What Brokers and Carriers are Doing Wrong

Elyse Byers profile image
Elyse Byers
2 min read
October 6, 2022

On this episode of The Road Forward we have Erik Larson with us. Formerly a Landstar agent, he’s now a freight broker and has been in the business for 14 years. Erik shared with us his informed opinions on where the industry is and what both carriers and brokers are doing wrong.

Join us as we get a broker’s perspective on:

  • The role of the freight broker
  • What carriers can do to improve the success of their company
  • How smaller brokerages can keep a place in the trucking industry

The Role of the Broker

Freight brokers are not allowed to take a supervisory role in someone else’s company, meaning they wouldn’t speak directly to drivers, etc. If you as a broker start to get involved in this manner, it makes you a partnering agent in that company. Because of this, you would be in the direct line of a lawsuit should one arise– a position you don’t want to be in. Be sure to draw the right boundaries between you and the carriers you work with.

Advice for Carriers

One big mistake carriers make when working with brokers is not naming their price per load upfront. Many times carriers expect brokers to post their prices on the load board, but as a carrier this could result in you not getting paid what you need to do a job.

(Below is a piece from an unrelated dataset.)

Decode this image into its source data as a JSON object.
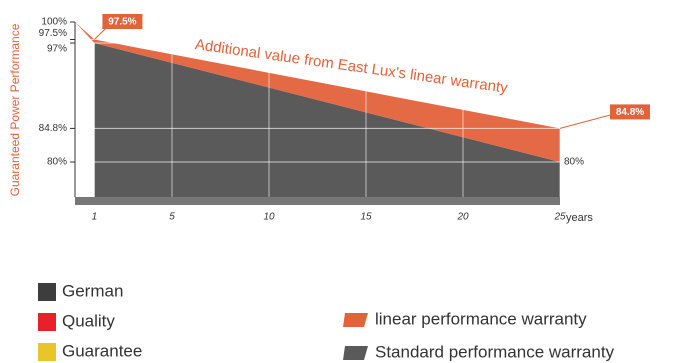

Think of it this way: if you call a plumber to your house to fix a broken pipe, he gives you a quote based on his hourly rate. He doesn’t quote you based on how much money you have/are willing to pay. The relationship between carriers and brokers should be no different; if you name your price upfront, it gives you a competitive advantage. You might find that often, customers are willing to pay more if the quality is there. 

Another piece of advice is to focus on the lanes you’re familiar with when accepting loads. Stick to the experience you already have before trying to branch out too much. 

Future of the Industry for Brokers

Erik shared with us that with so many steps in the logistical process nowadays, he foresees larger logistical companies merging. Especially with advanced technology becoming more available, this could mean larger companies taking over while smaller brokerages suffer. What can small brokerages do to stay on top of this shift? Erik offers a few suggestions:

  • Don’t just sell a load board– doing this won’t make you stand out from the crowd and doesn’t improve your value as a company.
  • Find something to specialize in that sets you apart from the competition, such as hauling a particular kind of freight. 
  • Call carriers first, and customers second. First off, you’ll likely get a better response from customers if you already have carriers lined up that can haul their freight. Second, you’ll build relationships with carriers looking for loads to haul by taking an interest in them.